An efficient image enhancement algorithm for ImAGES
OF steel reinforcing bars in concrete obtained
by a new solid state sensor based
system
Sensing,
Imaging and Signal Processing Group (SISP),
School of
Electrical and Electronic Engineering.
The University of
Manchester, PO Box 88, Manchester M60 1QD, United Kingdom
Keywords: Inductive sensor, GMI, Metal detection, Image
enhancement
Over the past decade our research group has developed several systems capable of imaging steel reinforced
bars embedded in concrete structures [1-3]. In early laboratory electromagnetic
induction-based instruments, the image was formed by performing a 2D scanning
over the concrete surface. In such configurations, the excitation coil travels
with the sensor during the scanning process therefore producing a constant magnetic
flux density at each of the scanned position; the flux distribution is uniform
through the entire scanned area, which in turn results in constant curvilinear
sensor response to the magnetic field perturbation over distance and a constant
baseline or sensor reference for each line scan as shown in Figure 1. Recently,
we have also developed a new generation of imaging instrument based on
commercially available solid-state magneto-inductive
(MI) sensors for imaging steel reinforcing bars in concrete [4]. In the
later, however, the magnetic flux is produced by a static coil while the
intensity of the magnetic flux distribution and its interaction with the
metallic targets is measured by an array of fix MI sensors travelling in only
one direction during the scanning. This result in a nonlinear and non-uniform
sensor measurement with different baseline and sensor reference for each line
scan as a consequence of the non-uniform magnetic flux distribution associated
with the coil and therefore requires a new kind of image processing algorithms
to both separate the different layers and to de-blur the composite image. The
2D raw images obtained by scanning system in general are blurred in nature, due
to their blur function or point spread function. In this case, the blurring
gets even worse due to the non-uniformity of the coil flux density and it
increases with depth. Additionally, in a bar mesh, deeper bars appear fainted
than those close to the surface due to the weaker signal that they generate
specially when the image is normalize in relation to the strong signal returned
form the upper bars [5]. Furthermore, additional noise has also been introduced
to the readings by the minor misalignment of the surface mounting solid-state
sensors in the sensor array PCB fabrication.

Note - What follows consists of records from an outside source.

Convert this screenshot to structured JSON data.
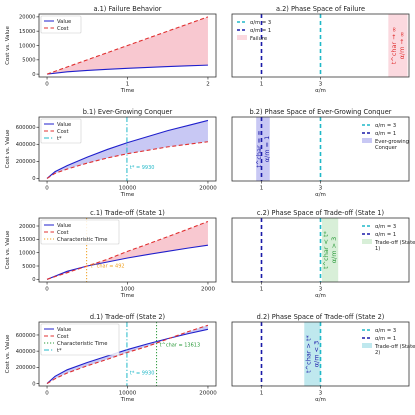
{
  "chart_data": [
    {
      "id": "a1",
      "type": "line",
      "title": "a.1) Failure Behavior",
      "xlabel": "Time",
      "ylabel": "Cost vs. Value",
      "xlim": [
        -0.1,
        2.1
      ],
      "ylim": [
        -1000,
        21000
      ],
      "xticks": [
        0,
        1,
        2
      ],
      "yticks": [
        0,
        5000,
        10000,
        15000,
        20000
      ],
      "series": [
        {
          "name": "Value",
          "color": "#1f1fcc",
          "dash": "solid",
          "x": [
            0,
            0.25,
            0.5,
            0.75,
            1.0,
            1.25,
            1.5,
            1.75,
            2.0
          ],
          "y": [
            0,
            800,
            1300,
            1700,
            2050,
            2350,
            2650,
            2900,
            3150
          ]
        },
        {
          "name": "Cost",
          "color": "#e03030",
          "dash": "dashed",
          "x": [
            0,
            2
          ],
          "y": [
            0,
            20000
          ]
        }
      ],
      "fill": {
        "between": [
          "Value",
          "Cost"
        ],
        "color": "#f8c8d0"
      },
      "legend": {
        "position": "top-left",
        "items": [
          "Value",
          "Cost"
        ]
      },
      "annotations": []
    },
    {
      "id": "a2",
      "type": "line",
      "title": "a.2) Phase Space of Failure",
      "xlabel": "α/m",
      "ylabel": "",
      "xlim": [
        0,
        6
      ],
      "xticks": [
        1,
        3
      ],
      "vlines": [
        {
          "x": 3,
          "label": "α/m = 3",
          "color": "#20b8c8",
          "dash": "dashed"
        },
        {
          "x": 1,
          "label": "α/m = 1",
          "color": "#1a1aa8",
          "dash": "dashed"
        }
      ],
      "region": {
        "x0": 5.3,
        "x1": 5.95,
        "color": "#fbd9df",
        "label": "Failure"
      },
      "region_text": [
        "t^char → ∞",
        "α/m → ∞"
      ],
      "region_text_color": "#e03030",
      "legend": {
        "position": "top-left"
      }
    },
    {
      "id": "b1",
      "type": "line",
      "title": "b.1) Ever-Growing Conquer",
      "xlabel": "Time",
      "ylabel": "Cost vs. Value",
      "xlim": [
        -1000,
        21000
      ],
      "ylim": [
        -30000,
        720000
      ],
      "xticks": [
        0,
        10000,
        20000
      ],
      "yticks": [
        0,
        200000,
        400000,
        600000
      ],
      "series": [
        {
          "name": "Value",
          "color": "#1f1fcc",
          "dash": "solid",
          "x": [
            0,
            1000,
            2500,
            5000,
            7500,
            10000,
            12500,
            15000,
            17500,
            20000
          ],
          "y": [
            0,
            80000,
            150000,
            250000,
            340000,
            420000,
            490000,
            560000,
            620000,
            680000
          ]
        },
        {
          "name": "Cost",
          "color": "#e03030",
          "dash": "dashed",
          "x": [
            0,
            1000,
            2500,
            5000,
            7500,
            10000,
            12500,
            15000,
            17500,
            20000
          ],
          "y": [
            0,
            60000,
            110000,
            180000,
            240000,
            290000,
            330000,
            370000,
            400000,
            430000
          ]
        }
      ],
      "fill": {
        "between": [
          "Value",
          "Cost"
        ],
        "color": "#c8c8f4"
      },
      "vlines": [
        {
          "x": 9930,
          "label": "t*",
          "color": "#20b8c8",
          "dash": "dashdot"
        }
      ],
      "legend": {
        "position": "top-left",
        "items": [
          "Value",
          "Cost",
          "t*"
        ]
      },
      "annotations": [
        {
          "text": "t* = 9930",
          "x": 10300,
          "y": 110000,
          "color": "#20b8c8"
        }
      ]
    },
    {
      "id": "b2",
      "type": "line",
      "title": "b.2) Phase Space of Ever-Growing Conquer",
      "xlabel": "α/m",
      "ylabel": "",
      "xlim": [
        0,
        6
      ],
      "xticks": [
        1,
        3
      ],
      "vlines": [
        {
          "x": 3,
          "label": "α/m = 3",
          "color": "#20b8c8",
          "dash": "dashed"
        },
        {
          "x": 1,
          "label": "α/m = 1",
          "color": "#1a1aa8",
          "dash": "dashed"
        }
      ],
      "region": {
        "x0": 0.82,
        "x1": 1.28,
        "color": "#c8c8f4",
        "label": "Ever-growing Conquer"
      },
      "region_text": [
        "t^char = ∞",
        "α/m = 1"
      ],
      "region_text_color": "#1a1aa8",
      "legend": {
        "position": "top-right"
      }
    },
    {
      "id": "c1",
      "type": "line",
      "title": "c.1) Trade-off (State 1)",
      "xlabel": "Time",
      "ylabel": "Cost vs. Value",
      "xlim": [
        -100,
        2100
      ],
      "ylim": [
        -1000,
        23000
      ],
      "xticks": [
        0,
        1000,
        2000
      ],
      "yticks": [
        0,
        5000,
        10000,
        15000,
        20000
      ],
      "series": [
        {
          "name": "Value",
          "color": "#1f1fcc",
          "dash": "solid",
          "x": [
            0,
            250,
            500,
            750,
            1000,
            1250,
            1500,
            1750,
            2000
          ],
          "y": [
            0,
            3000,
            5000,
            6500,
            8000,
            9300,
            10500,
            11700,
            12800
          ]
        },
        {
          "name": "Cost",
          "color": "#e03030",
          "dash": "dashed",
          "x": [
            0,
            250,
            500,
            750,
            1000,
            1250,
            1500,
            1750,
            2000
          ],
          "y": [
            0,
            2500,
            5000,
            7500,
            10500,
            13200,
            16000,
            18800,
            21700
          ]
        }
      ],
      "fill": {
        "between": [
          "Value",
          "Cost"
        ],
        "color": "#f8c8d0"
      },
      "vlines": [
        {
          "x": 492,
          "label": "Characteristic Time",
          "color": "#f0a020",
          "dash": "dotted"
        }
      ],
      "legend": {
        "position": "top-left",
        "items": [
          "Value",
          "Cost",
          "Characteristic Time"
        ]
      },
      "annotations": [
        {
          "text": "t^char = 492",
          "x": 540,
          "y": 4500,
          "color": "#f0a020"
        }
      ]
    },
    {
      "id": "c2",
      "type": "line",
      "title": "c.2) Phase Space of Trade-off (State 1)",
      "xlabel": "α/m",
      "ylabel": "",
      "xlim": [
        0,
        6
      ],
      "xticks": [
        1,
        3
      ],
      "vlines": [
        {
          "x": 3,
          "label": "α/m = 3",
          "color": "#20b8c8",
          "dash": "dashed"
        },
        {
          "x": 1,
          "label": "α/m = 1",
          "color": "#1a1aa8",
          "dash": "dashed"
        }
      ],
      "region": {
        "x0": 3.05,
        "x1": 3.6,
        "color": "#d8efd8",
        "label": "Trade-off (State 1)"
      },
      "region_text": [
        "t^char < t*",
        "α/m > 3"
      ],
      "region_text_color": "#2a9a3a",
      "legend": {
        "position": "top-right"
      }
    },
    {
      "id": "d1",
      "type": "line",
      "title": "d.1) Trade-off (State 2)",
      "xlabel": "Time",
      "ylabel": "Cost vs. Value",
      "xlim": [
        -1000,
        21000
      ],
      "ylim": [
        -30000,
        760000
      ],
      "xticks": [
        0,
        10000,
        20000
      ],
      "yticks": [
        0,
        200000,
        400000,
        600000
      ],
      "series": [
        {
          "name": "Value",
          "color": "#1f1fcc",
          "dash": "solid",
          "x": [
            0,
            1000,
            2500,
            5000,
            7500,
            10000,
            12500,
            15000,
            17500,
            20000
          ],
          "y": [
            0,
            90000,
            170000,
            260000,
            340000,
            420000,
            490000,
            555000,
            615000,
            670000
          ]
        },
        {
          "name": "Cost",
          "color": "#e03030",
          "dash": "dashed",
          "x": [
            0,
            1000,
            2500,
            5000,
            7500,
            10000,
            12500,
            15000,
            17500,
            20000
          ],
          "y": [
            0,
            60000,
            130000,
            220000,
            300000,
            385000,
            460000,
            550000,
            640000,
            720000
          ]
        }
      ],
      "fill": {
        "between": [
          "Value",
          "Cost"
        ],
        "color": "#c8c8f4"
      },
      "vlines": [
        {
          "x": 13613,
          "label": "Characteristic Time",
          "color": "#2a9a3a",
          "dash": "dotted"
        },
        {
          "x": 9930,
          "label": "t*",
          "color": "#20b8c8",
          "dash": "dashdot"
        }
      ],
      "legend": {
        "position": "top-left",
        "items": [
          "Value",
          "Cost",
          "Characteristic Time",
          "t*"
        ]
      },
      "annotations": [
        {
          "text": "t^char = 13613",
          "x": 14000,
          "y": 460000,
          "color": "#2a9a3a"
        },
        {
          "text": "t* = 9930",
          "x": 10300,
          "y": 110000,
          "color": "#20b8c8"
        }
      ]
    },
    {
      "id": "d2",
      "type": "line",
      "title": "d.2) Phase Space of Trade-off (State 2)",
      "xlabel": "α/m",
      "ylabel": "",
      "xlim": [
        0,
        6
      ],
      "xticks": [
        1,
        3
      ],
      "vlines": [
        {
          "x": 3,
          "label": "α/m = 3",
          "color": "#20b8c8",
          "dash": "dashed"
        },
        {
          "x": 1,
          "label": "α/m = 1",
          "color": "#1a1aa8",
          "dash": "dashed"
        }
      ],
      "region": {
        "x0": 2.45,
        "x1": 3.0,
        "color": "#bfe8ee",
        "label": "Trade-off (State 2)"
      },
      "region_text": [
        "t^char > t*",
        "α/m < 3"
      ],
      "region_text_color": "#1a1aa8",
      "legend": {
        "position": "top-right"
      }
    }
  ]
}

Several methods have been employed in the past for
the case of uniform flux distribution including image subtraction [1],
deconvolution [6], Hough transform [7] and polynomial-based layer separation [5]

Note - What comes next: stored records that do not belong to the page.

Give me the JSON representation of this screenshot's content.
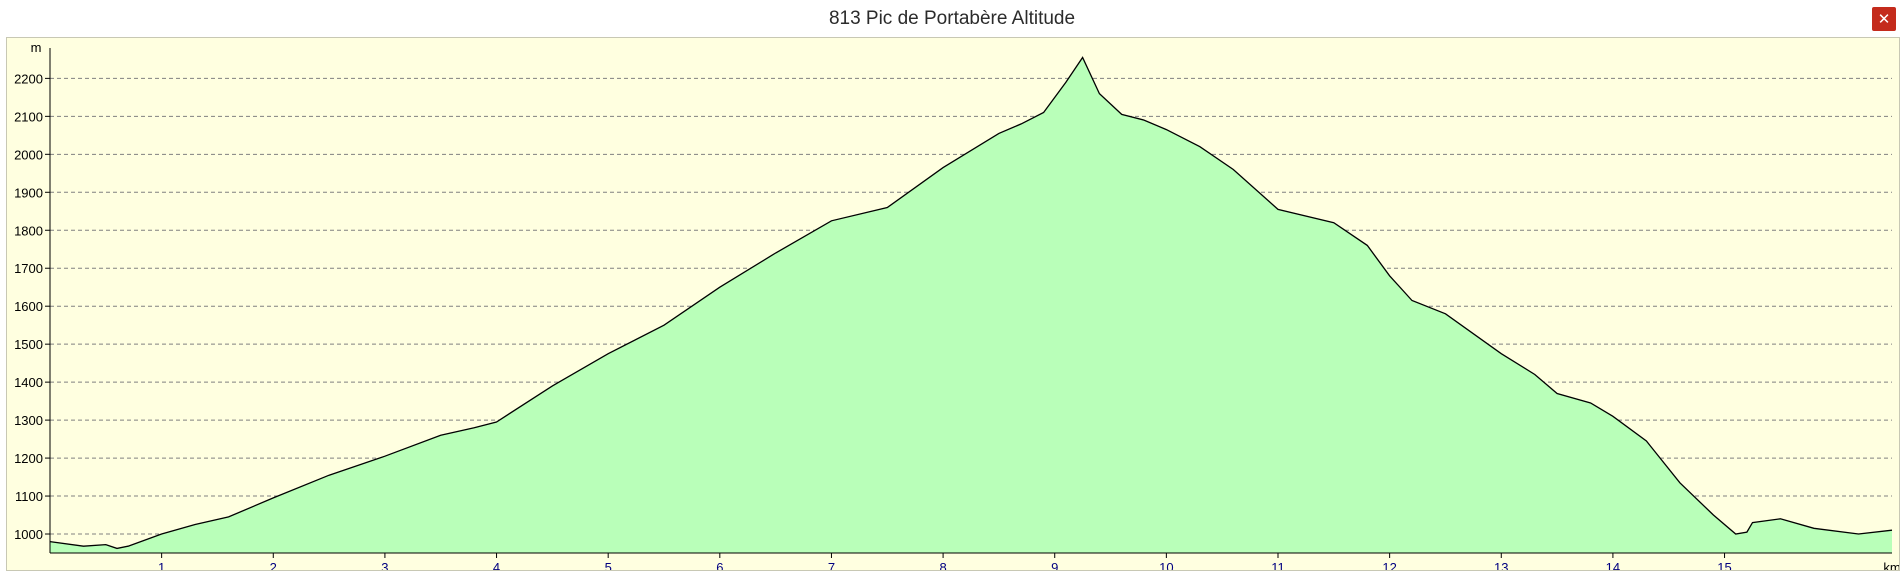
{
  "window": {
    "title": "813 Pic de Portabère Altitude",
    "close_icon": "close-icon",
    "close_glyph": "✕",
    "close_color": "#c42b1c"
  },
  "colors": {
    "background": "#ffffe0",
    "fill": "#b9ffb9",
    "line": "#000000",
    "grid": "#808080",
    "x_tick_text": "#000080"
  },
  "chart_data": {
    "type": "area",
    "title": "813 Pic de Portabère Altitude",
    "xlabel": "km",
    "ylabel": "m",
    "xlim": [
      0,
      16.5
    ],
    "ylim": [
      950,
      2280
    ],
    "x_ticks": [
      1,
      2,
      3,
      4,
      5,
      6,
      7,
      8,
      9,
      10,
      11,
      12,
      13,
      14,
      15
    ],
    "y_ticks": [
      1000,
      1100,
      1200,
      1300,
      1400,
      1500,
      1600,
      1700,
      1800,
      1900,
      2000,
      2100,
      2200
    ],
    "grid": "horizontal-dashed",
    "legend": "none",
    "series": [
      {
        "x": [
          0,
          0.3,
          0.5,
          0.6,
          0.7,
          1.0,
          1.3,
          1.6,
          2.0,
          2.5,
          3.0,
          3.5,
          3.8,
          4.0,
          4.5,
          5.0,
          5.5,
          6.0,
          6.5,
          7.0,
          7.5,
          8.0,
          8.5,
          8.7,
          8.9,
          9.1,
          9.25,
          9.4,
          9.6,
          9.8,
          10.0,
          10.3,
          10.6,
          11.0,
          11.5,
          11.8,
          12.0,
          12.2,
          12.5,
          13.0,
          13.3,
          13.5,
          13.8,
          14.0,
          14.3,
          14.6,
          14.9,
          15.1,
          15.2,
          15.25,
          15.5,
          15.8,
          16.2,
          16.5
        ],
        "y": [
          980,
          968,
          972,
          962,
          968,
          1000,
          1025,
          1045,
          1095,
          1155,
          1205,
          1260,
          1280,
          1295,
          1390,
          1475,
          1550,
          1650,
          1740,
          1825,
          1860,
          1965,
          2055,
          2080,
          2110,
          2190,
          2255,
          2160,
          2105,
          2090,
          2065,
          2020,
          1960,
          1855,
          1820,
          1760,
          1680,
          1615,
          1580,
          1475,
          1420,
          1370,
          1345,
          1310,
          1245,
          1135,
          1050,
          1000,
          1005,
          1030,
          1040,
          1015,
          1000,
          1010
        ]
      }
    ]
  }
}
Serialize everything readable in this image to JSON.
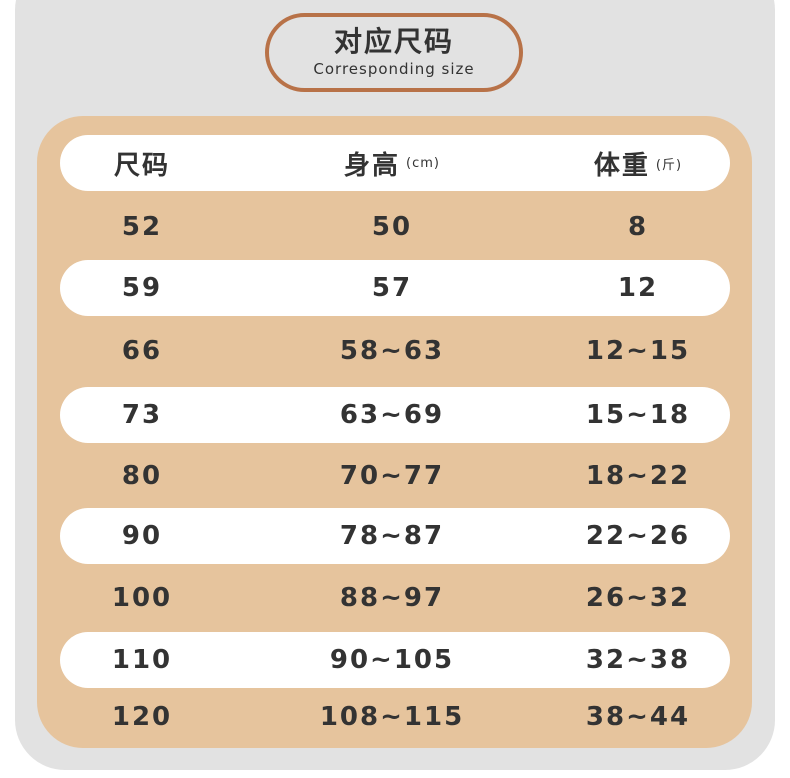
{
  "title": {
    "zh": "对应尺码",
    "en": "Corresponding size"
  },
  "header": {
    "size": "尺码",
    "height": "身高",
    "height_unit": "(cm)",
    "weight": "体重",
    "weight_unit": "(斤)"
  },
  "rows": [
    {
      "size": "52",
      "height": "50",
      "weight": "8"
    },
    {
      "size": "59",
      "height": "57",
      "weight": "12"
    },
    {
      "size": "66",
      "height": "58~63",
      "weight": "12~15"
    },
    {
      "size": "73",
      "height": "63~69",
      "weight": "15~18"
    },
    {
      "size": "80",
      "height": "70~77",
      "weight": "18~22"
    },
    {
      "size": "90",
      "height": "78~87",
      "weight": "22~26"
    },
    {
      "size": "100",
      "height": "88~97",
      "weight": "26~32"
    },
    {
      "size": "110",
      "height": "90~105",
      "weight": "32~38"
    },
    {
      "size": "120",
      "height": "108~115",
      "weight": "38~44"
    }
  ],
  "colors": {
    "accent": "#b87248",
    "panel": "#e6c49d",
    "card": "#e2e2e2",
    "text": "#333333"
  }
}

methods. The method described here, however, considers the non-uniform sensor reading
response due to the static coil flux density and initial results suggest
superior performance to other comparables techniques. A block diagram of the
proposed new algorithm is show in Figure 2 and explained in detail in the
following sections.
Figure
1. Typical line
scan of two bars obtained by a laboratory electromagnetic induction-based
instrument. The sensor reference level is the same at the begging and end of
the scan line.
METHOD
In order to generate an image, the sensor array is
scanned in only one direction by a
laboratory-based motorized scanner controlled with a computer across the surface of concrete
sample which contains the bar mesh. A scan step of 0.96 mm was used in the moving axis. For algorithm
explanation purposes in this paper, we will consider the origin of coordinates in
the scanned image located at the top left corner, and that the scan process has
stared at the top of the image, the linear sensor array contains 33 single
sensing elements spaced a 10 mm each [4] starting from left to right, assuming
that the sensor array was oriented in the horizontal direction and that the
scan was performed along the vertical direction from top to bottom in relation
to the centre of the image, the result is a 2D matrix with 33 x 33 individual
sensor readings at well defined space locations with each row representing a
single line scan taken by the linear sensor array. To interpret the scanned
signal this matrix can be mapped to a 256-bit grey scale image using a
proportional linear transformation to generate a low resolution image with
33x33 pixels, which can be increased in resolution using image interpolation
techniques, as described in [8].
Figure
2. Block Diagram of
the proposed method of image enhancement.
Figure 3 shows a typical low resolution image
obtained after scanning the sensor array across a sample containing a bar mesh which have two 12 mm
diameter bars in the top and bottom layers and positioned at 100 mm depth from
the plane of the sensor array as shown in Figure 4. It is
clear from the image shown in Figure 2 that the raw image has a high degree of noise and blurring, and
therefore it is very difficult to interpret and analyze, the bottom and top
layers of the mesh are barely discernable.
Figure 3. Low resolution raw image.
Figure 4. Experimental Setup.
As shown in the block
diagram of Figure 2, a smoothing algorithm, such as the method of moving
averages or a low pass filtering [9] is used for pre-processing each row of the
raw image in order to
Further enhancement to the image can be obtained by
combining the image of Figure 7c with an image obtained after processing the same
image with an peak enhance algorithm based in the Hilbert transform [11].
Figure 8 show the image resulting of the peak enhance algorithm and Figure 9
shows the image obtained by combining the image of Figure 7c and Figure 8.
Figure 5. Typical sensor array reading at the middle of the scan
image, the dash line show the actual sensor readings and the solid line show
the reading after misalignment correction by moving averaging filtering. The
sensor response has been normalized to the maximum reading of the array.
Figure 6. Raw image after filtering.
(a) vertical components |
(b) horizontal components |
(c) image after de-trending |
|
|
|
Figure 7. Images obtained after passing trough the de-trending
algorithm.
Figure 8. Image after Hilbert transform based peak enhance algorithm.
Figure 9. Images obtained after combining images of Figues 7 and 6c.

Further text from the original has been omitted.